From: D. Starner (shalesller@writeme.com)
Date: Thu Dec 18 2003 - 08:02:02 EST
> Or, indeed, why the "proper" name for a character must be in English,
> and spellable in ASCII, instead of, say, Japanese.
Because it's an English character list; limiting the use of the list to
those who know 15 languages wouldn't be of much help.
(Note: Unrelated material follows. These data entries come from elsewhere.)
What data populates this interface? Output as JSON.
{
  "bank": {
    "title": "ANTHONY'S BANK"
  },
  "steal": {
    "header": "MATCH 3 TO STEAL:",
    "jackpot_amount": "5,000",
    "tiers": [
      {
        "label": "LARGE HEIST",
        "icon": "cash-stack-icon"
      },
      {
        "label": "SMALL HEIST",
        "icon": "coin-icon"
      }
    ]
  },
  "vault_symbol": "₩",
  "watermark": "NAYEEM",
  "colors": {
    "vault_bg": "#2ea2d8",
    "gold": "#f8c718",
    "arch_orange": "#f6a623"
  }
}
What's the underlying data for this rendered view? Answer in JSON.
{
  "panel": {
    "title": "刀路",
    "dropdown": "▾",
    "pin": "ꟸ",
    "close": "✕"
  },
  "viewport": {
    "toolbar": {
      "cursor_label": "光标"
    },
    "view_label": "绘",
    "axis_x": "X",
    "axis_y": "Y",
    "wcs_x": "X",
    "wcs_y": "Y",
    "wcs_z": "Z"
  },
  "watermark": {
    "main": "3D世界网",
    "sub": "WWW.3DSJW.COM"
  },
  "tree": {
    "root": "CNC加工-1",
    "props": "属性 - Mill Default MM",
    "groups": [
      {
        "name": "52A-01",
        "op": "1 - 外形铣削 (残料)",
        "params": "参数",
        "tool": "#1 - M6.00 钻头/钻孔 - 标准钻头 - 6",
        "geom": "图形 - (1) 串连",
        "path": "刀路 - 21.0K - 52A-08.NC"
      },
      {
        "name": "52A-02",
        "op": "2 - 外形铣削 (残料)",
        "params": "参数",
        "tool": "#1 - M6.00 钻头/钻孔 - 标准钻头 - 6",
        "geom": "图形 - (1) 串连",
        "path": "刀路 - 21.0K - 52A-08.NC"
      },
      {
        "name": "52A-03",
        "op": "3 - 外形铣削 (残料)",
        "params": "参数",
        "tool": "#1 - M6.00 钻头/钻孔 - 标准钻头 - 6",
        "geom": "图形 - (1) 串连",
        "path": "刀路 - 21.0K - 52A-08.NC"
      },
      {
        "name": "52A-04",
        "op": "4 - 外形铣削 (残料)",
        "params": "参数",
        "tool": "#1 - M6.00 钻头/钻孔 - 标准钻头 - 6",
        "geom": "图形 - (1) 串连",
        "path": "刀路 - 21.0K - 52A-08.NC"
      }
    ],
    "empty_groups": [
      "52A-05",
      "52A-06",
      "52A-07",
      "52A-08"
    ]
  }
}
And ASCII, because
once you've restricted it to English, it's not much of a restriction, and
there's few channels where ASCII gets restricted, but many where arbitrary
UTF-8 isn't accepted.
> In fact, I don't even see why a Unicode character /has/ to
> have a "proper name" at all.
Because a great pain of Unicode is the lack of a standard JIS X0218-Unicode
mapping, and part of that reason is the fact that JIS X0218 is a glyph
standard without proper names and definitions of what the characters are.
> ASCII characters never had them.
http://www.itscj.ipsj.or.jp/ISO-IR/006.pdf (ISO 646, USA Version X3.4 - 1968)
certainly seems to have them.
> And, hey -
> the official names for CJK Unified Ideographs Extension A (for example)
> tell me nothing more than the script and codepoint anyway.
And they are the exceptions to the rules.